Days after Bush signed the bill, 36 horses criminalized as
''three-strikers" ended up at the killer plants. A nationwide outcry led
to a new bill, temporarily halting such sales by cutting off funding for
federal meat inspectors at the slaughterhouses. But Department of
Agriculture Secretary Mike Johanns -- a friend to the meat lobby -- has
done an end-run around the legislation, granting petitioners of the
slaughterhouses permission to hire their own inspectors, beginning on
March 10.
Last week, the second bell for the mustang tolled. With thousands of
wild horses about to hit the market, the Bureau of Land Management
announced a partnership with the Public Lands Council, urging public
lands ranchers to buy wild horses for $10 each and put them back on the
range. But the Public Lands Council consists of the National Cattlemen's
Beef Association, the American Sheep Industry, and the Association of
National Grasslands -- the very people who have been trying to expunge
wild horses for years.
Wild horse advocates fear that some ranchers, businessmen after all,
will turn around and sell the horses to the slaughterhouse. Making the
plan even more suspicious is the fact that the wild horses are simply
not returned to the land, which supposedly could not support them in the
first place.
Conrad Burns is right -- the president is wearing the spurs. And he's
driving our greatest partner off a cliff. So next time you see Montezuma
Willy and Peking at a parade, take a picture and say goodbye. Or, join
the posse and stop the horse thief at the pass.

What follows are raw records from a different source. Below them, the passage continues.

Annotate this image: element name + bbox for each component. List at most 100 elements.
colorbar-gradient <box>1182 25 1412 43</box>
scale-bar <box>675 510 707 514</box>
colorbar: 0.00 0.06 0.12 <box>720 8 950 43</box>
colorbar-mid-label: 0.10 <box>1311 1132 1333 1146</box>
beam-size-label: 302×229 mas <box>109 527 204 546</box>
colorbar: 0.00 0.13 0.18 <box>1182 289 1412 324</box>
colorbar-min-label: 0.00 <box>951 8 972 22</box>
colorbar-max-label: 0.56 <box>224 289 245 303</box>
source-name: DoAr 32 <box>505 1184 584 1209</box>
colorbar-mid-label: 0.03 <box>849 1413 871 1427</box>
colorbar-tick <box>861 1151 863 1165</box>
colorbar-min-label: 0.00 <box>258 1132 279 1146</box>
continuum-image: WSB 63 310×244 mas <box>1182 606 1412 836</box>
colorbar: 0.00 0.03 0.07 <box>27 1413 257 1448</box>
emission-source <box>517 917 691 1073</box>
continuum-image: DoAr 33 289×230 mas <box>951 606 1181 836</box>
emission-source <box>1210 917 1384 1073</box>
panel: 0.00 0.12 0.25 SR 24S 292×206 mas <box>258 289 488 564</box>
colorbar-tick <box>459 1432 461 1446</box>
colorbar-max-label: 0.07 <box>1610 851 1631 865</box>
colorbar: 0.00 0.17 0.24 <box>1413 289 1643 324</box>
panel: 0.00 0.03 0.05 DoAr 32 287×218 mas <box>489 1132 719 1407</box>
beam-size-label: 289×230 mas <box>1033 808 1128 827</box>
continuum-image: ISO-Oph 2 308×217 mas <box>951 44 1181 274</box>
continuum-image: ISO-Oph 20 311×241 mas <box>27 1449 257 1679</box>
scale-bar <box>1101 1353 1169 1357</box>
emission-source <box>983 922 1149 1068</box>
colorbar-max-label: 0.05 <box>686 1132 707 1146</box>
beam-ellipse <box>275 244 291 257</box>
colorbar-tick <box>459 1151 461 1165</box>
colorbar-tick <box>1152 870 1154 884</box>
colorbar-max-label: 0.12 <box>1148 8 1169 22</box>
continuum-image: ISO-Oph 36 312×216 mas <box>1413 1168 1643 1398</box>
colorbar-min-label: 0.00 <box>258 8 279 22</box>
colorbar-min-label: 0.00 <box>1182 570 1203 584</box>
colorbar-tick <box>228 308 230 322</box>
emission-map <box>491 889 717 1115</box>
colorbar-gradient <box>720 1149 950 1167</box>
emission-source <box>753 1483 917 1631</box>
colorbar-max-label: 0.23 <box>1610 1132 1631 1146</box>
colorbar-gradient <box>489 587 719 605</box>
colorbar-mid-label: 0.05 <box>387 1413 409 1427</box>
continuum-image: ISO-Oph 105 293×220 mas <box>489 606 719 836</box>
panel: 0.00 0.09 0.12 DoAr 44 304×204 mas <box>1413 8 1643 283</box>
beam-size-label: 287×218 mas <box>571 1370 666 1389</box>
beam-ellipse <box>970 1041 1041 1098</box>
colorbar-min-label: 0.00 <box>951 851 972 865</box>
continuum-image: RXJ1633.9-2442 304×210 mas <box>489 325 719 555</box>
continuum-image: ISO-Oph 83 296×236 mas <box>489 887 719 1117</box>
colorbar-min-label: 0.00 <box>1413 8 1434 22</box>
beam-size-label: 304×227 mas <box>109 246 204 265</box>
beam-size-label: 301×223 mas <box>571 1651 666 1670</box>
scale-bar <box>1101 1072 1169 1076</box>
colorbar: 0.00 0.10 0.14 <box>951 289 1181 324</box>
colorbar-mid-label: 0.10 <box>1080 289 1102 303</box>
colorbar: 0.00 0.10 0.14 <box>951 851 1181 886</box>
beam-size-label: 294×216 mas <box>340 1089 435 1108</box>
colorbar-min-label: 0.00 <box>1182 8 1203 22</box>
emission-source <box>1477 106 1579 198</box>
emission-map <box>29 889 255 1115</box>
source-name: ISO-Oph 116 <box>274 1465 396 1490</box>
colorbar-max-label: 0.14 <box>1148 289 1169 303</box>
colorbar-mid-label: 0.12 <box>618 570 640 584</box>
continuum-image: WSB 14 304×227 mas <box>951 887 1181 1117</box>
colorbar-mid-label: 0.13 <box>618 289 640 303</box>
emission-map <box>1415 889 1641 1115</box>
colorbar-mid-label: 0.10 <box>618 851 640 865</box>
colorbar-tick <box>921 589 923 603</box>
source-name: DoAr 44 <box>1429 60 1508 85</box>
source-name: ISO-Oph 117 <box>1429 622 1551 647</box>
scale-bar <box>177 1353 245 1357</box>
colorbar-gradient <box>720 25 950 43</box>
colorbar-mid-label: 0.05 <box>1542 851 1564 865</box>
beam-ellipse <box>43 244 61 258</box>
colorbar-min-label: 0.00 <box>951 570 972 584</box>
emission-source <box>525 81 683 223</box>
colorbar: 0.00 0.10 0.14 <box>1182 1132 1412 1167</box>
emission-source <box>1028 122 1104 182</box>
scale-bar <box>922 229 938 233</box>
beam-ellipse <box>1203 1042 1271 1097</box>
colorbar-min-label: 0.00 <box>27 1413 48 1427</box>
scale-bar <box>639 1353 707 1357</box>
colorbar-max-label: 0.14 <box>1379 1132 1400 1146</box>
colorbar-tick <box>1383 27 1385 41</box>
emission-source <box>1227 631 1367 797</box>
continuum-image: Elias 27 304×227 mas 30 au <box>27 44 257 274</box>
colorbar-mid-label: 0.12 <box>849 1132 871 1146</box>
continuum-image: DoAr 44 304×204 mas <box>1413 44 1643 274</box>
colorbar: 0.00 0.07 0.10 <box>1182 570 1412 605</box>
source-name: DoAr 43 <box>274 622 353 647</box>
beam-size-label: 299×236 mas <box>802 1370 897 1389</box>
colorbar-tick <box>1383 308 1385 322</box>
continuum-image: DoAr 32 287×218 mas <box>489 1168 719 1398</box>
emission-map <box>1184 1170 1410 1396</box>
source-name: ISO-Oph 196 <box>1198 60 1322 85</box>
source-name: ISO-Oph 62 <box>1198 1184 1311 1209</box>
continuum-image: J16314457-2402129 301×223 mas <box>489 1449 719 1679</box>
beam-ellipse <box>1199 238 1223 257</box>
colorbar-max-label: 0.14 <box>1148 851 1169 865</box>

''Wild horses and burros merit man's protection historically," Nixon
said, ''for they are a living link with the days of the conquistadors,
through the heroic times of the western Indians and pioneers, to our own
day when the tonic of wilderness seems all too scarce. More than that,
they merit it as a matter of ecological right -- as anyone knows who has
ever stood awed at the indomitable spirit and sheer energy of a mustang
running free."
Deanne Stillman, author of ''Twentynine Palms," is writing ''Horse
Latitudes: Last Stand for the Wild Horse in the American West."